Many were likely considered for the managerial opening, though only six apparently received formal interviews. They were eventual winner Mike Matheny, third base coach Jose Oquendo, Triple-A Memphis manager Chris Maloney, Phillies Triple-A manager Ryne Sandberg, White Sox third base coach Joe McEwing and former Boston and Philadelphia manager Terry Francona. Of the six, only Francona had managed in the majors previously.
Matheny, 41, was a surprising choice to many. He had been a special assistant to Mozeliak and an organizational catching instructor, but had no prior professional managerial experience.
Then again, was it really that surprising? After years of dealing with the strong-willed La Russa, who could cause headaches at times with his fiery demeanor, perhaps the Cardinals were looking for a different kind of personality.
Matheny had seemed like a longshot from a personal perspective as well as from the lack of experience angle. He previously expressed disinterest in taking a traditional coaching assignment that would keep him away from home and family. However, with his oldest children approaching college and perhaps with some personal financial setbacks contributing to his decision-making process, Matheny agreed to take the on-field reins of the Cardinals.
A 13-year major league veteran and four-time Gold Glove Award winner, Matheny was a strong leader and a very popular player with St. Louis from 2000-04. With Yadier Molina then ready to take over behind the plate, Matheny moved to San Francisco as a free agent. He was forced into early retirement in 2006 due to the effects of post-concussion syndrome.

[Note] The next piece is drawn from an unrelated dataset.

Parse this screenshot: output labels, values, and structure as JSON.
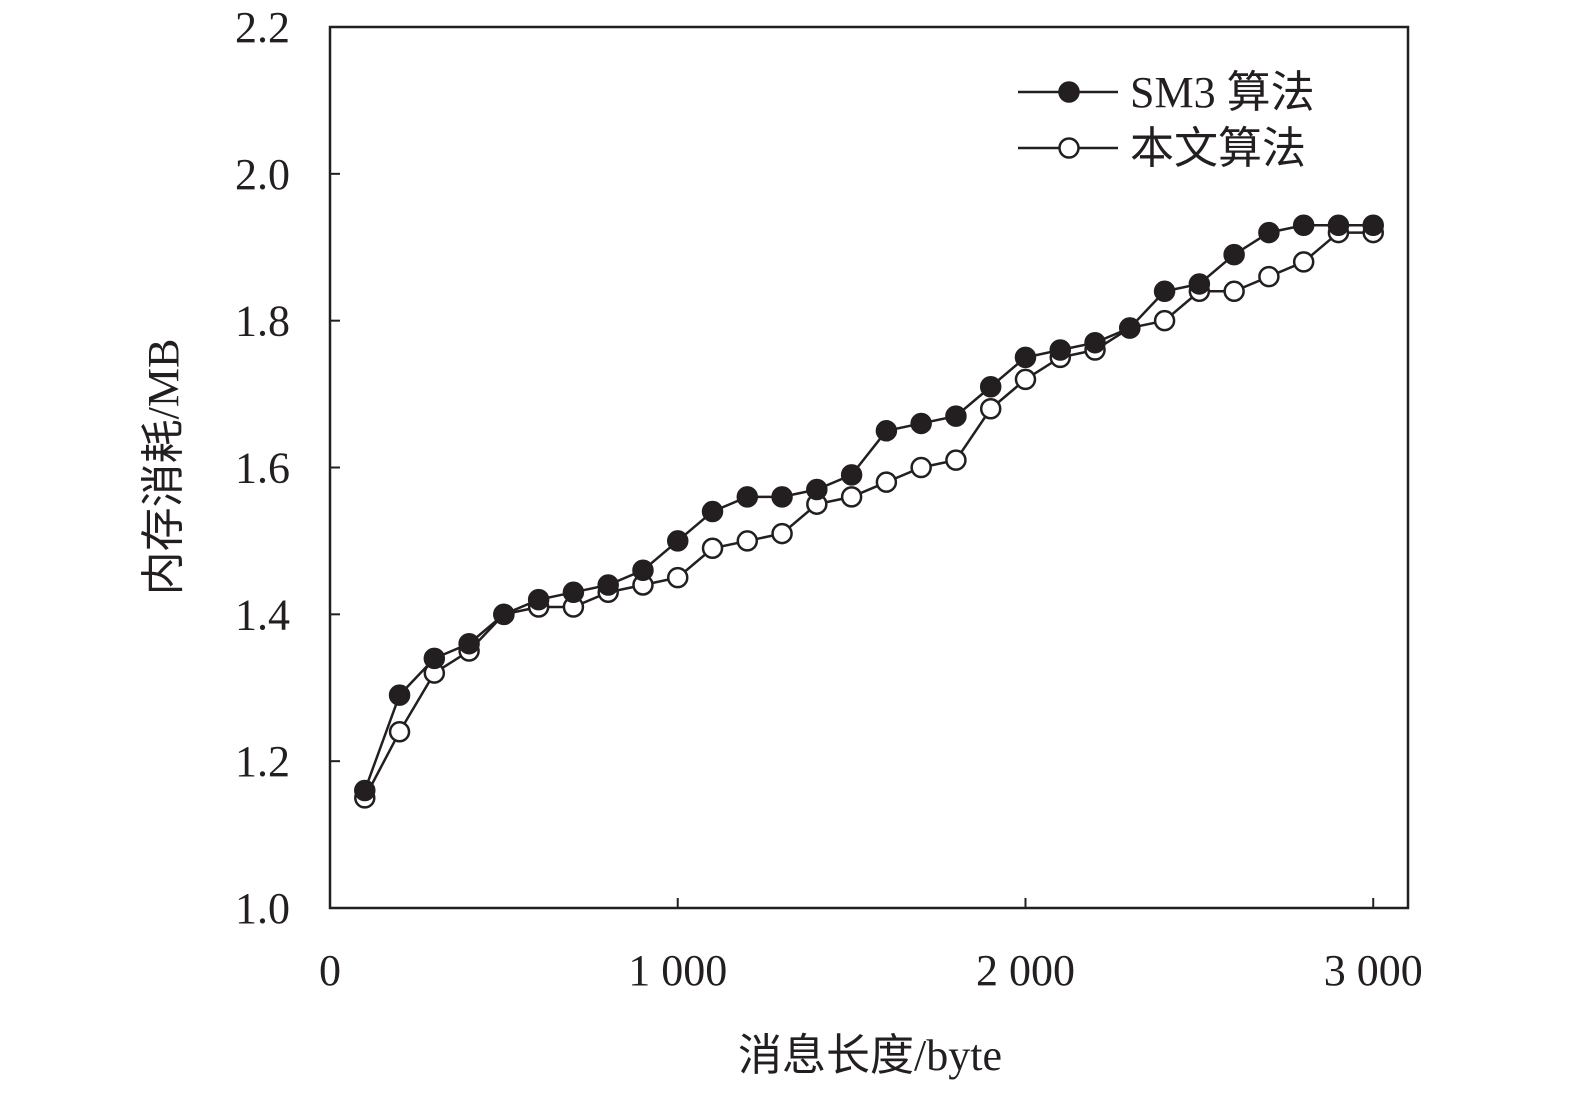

To manage the Cardinals, Matheny received a two-year contract with a club option for 2014. A number of familiar faces will be among his coaches. Incumbent pitching guru Dave Duncan will remain for the final year of his own two-year contract.
Two of the men that competed against Matheny for the top job were announced as members of his staff. Oquendo will stay as third base coach while Maloney is the new first base coach. The latter replaces long-time La Russa staffer Dave McKay, since named to the same job for the Chicago Cubs.
Hitting coach Mark McGwire remains in his same role in 2012. Assistant hitting coach Mike Aldrete was promoted to bench coach, Joe Pettini’s former assignment. Former Cardinals first baseman John Mabry takes Aldrete’s old job.
Bullpen coach Derek Lilliquist returns for his second season in the role. He will be joined by a new bullpen catcher in Jamie Pogue. Previous bullpen catcher Jeff Murphy was not retained.
For so many reasons, the choice of Matheny and his staff has signaled the beginning of a new era in Cardinals baseball. Where it will lead remains to be seen, but one thing is for sure. The epicenter of organizational power has shifted from La Russa to Mozeliak, the man who engineered these changes. As such, Matheny’s job performance may become a major element of his boss’ career legacy as well.